What kind of owl laughs?—I guess maybe laughter applies to the bubbling hitch in their "who's" sometimes.
"She was no longer unimportant, little, old maid Valancy Stirling. She was a woman, full of love and therefore rich and significant—justified to herself. Life was no longer empty, and death could cheat her of nothing. Love had cast out her last fear."
For all its romance, the phrasing here emphasizes all the harsh realities of the sentiment. Love as social capital, as escape from poverty. Love as the snare that creates a woman as she exists in the world; love as what binds a person with womanhood, binds her to a man.
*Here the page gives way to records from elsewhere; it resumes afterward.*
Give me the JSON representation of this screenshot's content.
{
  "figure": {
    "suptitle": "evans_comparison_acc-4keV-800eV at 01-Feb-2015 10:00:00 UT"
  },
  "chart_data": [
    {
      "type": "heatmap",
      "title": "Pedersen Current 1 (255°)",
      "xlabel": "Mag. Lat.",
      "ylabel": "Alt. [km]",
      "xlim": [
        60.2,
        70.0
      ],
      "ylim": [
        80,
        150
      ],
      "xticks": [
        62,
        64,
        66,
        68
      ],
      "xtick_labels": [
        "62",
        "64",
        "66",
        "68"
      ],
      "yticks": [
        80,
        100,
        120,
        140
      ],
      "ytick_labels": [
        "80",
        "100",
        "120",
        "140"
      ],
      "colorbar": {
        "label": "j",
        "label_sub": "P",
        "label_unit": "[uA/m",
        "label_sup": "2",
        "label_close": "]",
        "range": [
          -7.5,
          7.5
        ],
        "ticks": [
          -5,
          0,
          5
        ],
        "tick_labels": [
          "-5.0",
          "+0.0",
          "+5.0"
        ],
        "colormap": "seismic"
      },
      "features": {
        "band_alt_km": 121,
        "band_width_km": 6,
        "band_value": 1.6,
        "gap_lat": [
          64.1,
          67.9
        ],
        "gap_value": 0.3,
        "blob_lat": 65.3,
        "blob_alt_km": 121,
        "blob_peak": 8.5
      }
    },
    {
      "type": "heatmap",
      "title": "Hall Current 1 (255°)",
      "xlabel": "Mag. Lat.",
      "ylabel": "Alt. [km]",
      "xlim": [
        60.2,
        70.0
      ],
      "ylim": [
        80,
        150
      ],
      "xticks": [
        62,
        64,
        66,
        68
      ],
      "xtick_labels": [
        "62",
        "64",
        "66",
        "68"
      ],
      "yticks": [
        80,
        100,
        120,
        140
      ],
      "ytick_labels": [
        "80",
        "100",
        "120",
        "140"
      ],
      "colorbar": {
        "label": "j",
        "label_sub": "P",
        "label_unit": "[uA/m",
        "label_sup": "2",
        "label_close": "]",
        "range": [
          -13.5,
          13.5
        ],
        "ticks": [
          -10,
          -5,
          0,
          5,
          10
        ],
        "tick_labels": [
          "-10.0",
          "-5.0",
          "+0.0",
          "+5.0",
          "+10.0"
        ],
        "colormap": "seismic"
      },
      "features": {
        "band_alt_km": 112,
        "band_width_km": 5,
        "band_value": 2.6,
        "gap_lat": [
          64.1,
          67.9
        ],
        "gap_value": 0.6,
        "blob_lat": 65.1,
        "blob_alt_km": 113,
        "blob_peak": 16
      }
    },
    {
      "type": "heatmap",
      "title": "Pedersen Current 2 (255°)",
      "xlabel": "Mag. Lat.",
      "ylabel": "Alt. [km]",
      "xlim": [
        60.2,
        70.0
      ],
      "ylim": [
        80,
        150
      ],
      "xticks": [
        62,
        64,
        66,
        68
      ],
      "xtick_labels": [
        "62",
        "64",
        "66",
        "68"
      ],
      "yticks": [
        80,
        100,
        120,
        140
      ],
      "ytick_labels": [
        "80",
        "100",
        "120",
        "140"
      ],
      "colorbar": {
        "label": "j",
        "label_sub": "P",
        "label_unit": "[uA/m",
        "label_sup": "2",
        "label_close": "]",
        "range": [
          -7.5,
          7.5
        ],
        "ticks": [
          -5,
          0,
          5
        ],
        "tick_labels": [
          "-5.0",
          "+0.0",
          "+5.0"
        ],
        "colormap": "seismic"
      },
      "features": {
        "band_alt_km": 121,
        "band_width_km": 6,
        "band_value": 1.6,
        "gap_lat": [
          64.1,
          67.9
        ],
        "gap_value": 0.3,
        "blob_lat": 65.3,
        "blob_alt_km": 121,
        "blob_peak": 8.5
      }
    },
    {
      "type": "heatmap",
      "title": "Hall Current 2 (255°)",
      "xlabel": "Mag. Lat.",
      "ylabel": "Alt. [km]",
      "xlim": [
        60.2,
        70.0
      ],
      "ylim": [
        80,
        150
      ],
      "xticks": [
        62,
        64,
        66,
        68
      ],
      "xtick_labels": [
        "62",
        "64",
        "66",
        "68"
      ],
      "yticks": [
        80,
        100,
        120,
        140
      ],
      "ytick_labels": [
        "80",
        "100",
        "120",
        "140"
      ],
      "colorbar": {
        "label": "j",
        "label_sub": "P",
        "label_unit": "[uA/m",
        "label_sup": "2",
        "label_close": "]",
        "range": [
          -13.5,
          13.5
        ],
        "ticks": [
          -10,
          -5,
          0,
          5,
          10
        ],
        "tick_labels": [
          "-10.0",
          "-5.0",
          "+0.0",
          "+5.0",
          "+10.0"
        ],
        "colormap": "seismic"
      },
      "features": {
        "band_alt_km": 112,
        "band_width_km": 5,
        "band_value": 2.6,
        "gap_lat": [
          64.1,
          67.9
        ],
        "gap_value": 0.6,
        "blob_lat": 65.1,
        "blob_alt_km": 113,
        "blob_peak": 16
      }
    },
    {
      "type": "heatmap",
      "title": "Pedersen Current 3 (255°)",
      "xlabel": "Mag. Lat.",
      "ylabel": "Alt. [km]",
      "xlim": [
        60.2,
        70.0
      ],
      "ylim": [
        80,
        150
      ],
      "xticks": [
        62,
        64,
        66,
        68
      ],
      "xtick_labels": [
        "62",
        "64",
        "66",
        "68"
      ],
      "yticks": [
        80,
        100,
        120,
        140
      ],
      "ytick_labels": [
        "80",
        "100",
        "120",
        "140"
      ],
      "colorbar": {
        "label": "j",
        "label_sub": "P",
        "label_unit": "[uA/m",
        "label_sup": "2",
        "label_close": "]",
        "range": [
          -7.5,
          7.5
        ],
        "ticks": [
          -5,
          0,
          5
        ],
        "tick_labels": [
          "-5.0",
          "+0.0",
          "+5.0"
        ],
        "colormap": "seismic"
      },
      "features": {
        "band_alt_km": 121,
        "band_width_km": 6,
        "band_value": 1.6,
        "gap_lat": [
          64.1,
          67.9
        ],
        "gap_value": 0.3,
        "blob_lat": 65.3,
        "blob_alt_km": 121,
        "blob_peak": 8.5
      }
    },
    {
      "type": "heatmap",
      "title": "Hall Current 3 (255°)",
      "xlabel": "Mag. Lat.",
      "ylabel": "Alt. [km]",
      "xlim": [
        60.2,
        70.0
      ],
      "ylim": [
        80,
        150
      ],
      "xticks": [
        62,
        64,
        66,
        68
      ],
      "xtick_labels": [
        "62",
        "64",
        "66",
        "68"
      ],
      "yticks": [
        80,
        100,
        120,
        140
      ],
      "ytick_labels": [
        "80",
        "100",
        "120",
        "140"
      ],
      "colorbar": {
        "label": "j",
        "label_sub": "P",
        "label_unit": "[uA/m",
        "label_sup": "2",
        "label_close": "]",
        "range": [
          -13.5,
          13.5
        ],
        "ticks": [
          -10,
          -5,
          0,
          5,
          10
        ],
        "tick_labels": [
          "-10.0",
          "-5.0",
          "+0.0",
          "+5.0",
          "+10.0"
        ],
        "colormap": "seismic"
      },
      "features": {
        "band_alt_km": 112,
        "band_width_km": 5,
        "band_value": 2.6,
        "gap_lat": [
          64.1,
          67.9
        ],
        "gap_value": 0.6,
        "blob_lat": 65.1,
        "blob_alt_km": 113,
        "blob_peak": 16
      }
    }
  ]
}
At the same time, though, I can't help but think about Courtly Love Undressed by E. Jane Burns, which cites "Throwing Like a Girl" by Iris Marion Young in its third chapter. The ideas I'm bringing up are moreso Young's, but the Burns book was my real introduction to the politics of heterosexual romance, even if the book itself is tied up (sewed up?) in the laughably nonsequitur topic of French courtly love song in the High Middle Ages. It treats on the many ways women, fictional and real, utilize clothing—gifting it, sewing it, donning it—as ways to move into a the position of "amorous subject" rather than fetishized object or mirror for a man's desire. And I think about that a lot. I think about becoming a subject that experiences the world rather than an object to whom things happen.
Becoming a subject is empowering, but it is also humiliating, as is described in tales of courtly love. Male suitors are wretched. They are often described (or describe themselves) as trapped or wounded by their female lover who spurns them. But the woman remains disadvantaged by her lack of interiority: often she wounds or kills her amors by doing nothing at all but be beautiful.
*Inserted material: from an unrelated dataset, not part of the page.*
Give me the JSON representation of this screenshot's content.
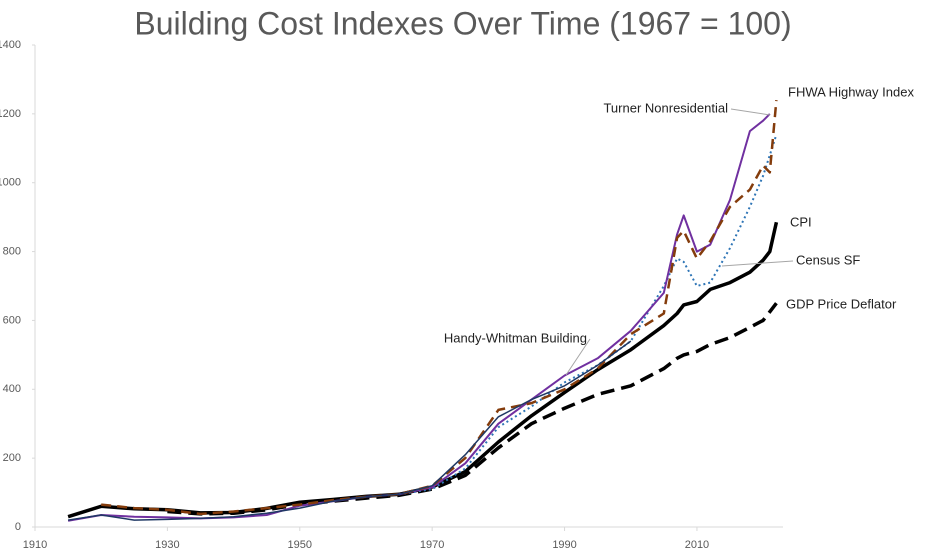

(Obviously this isn't always the case, or else Courtly Love Undressed wouldn't exist lol)
I'm sure there are nuances to this. But I am starting to fashion myself as an "amorous subject" these days, as someone who experiences all this humiliation, but also as someone who experiences the pride of unselfish feeling, the real delight of living in a body. The joy of being a woman looking away from herself.
I want more than anything else to be loved and desired—but—isn't loving and desiring so much more fun, so much more fulfilling and exciting? It's hard work but it makes me feel like a person. It makes me feel real. And love is a complicated, political thing. Loving and otherwise feeling doesn't exist in a vacuum for anyone, and especially for women. But that subject position can be one facet of it, right?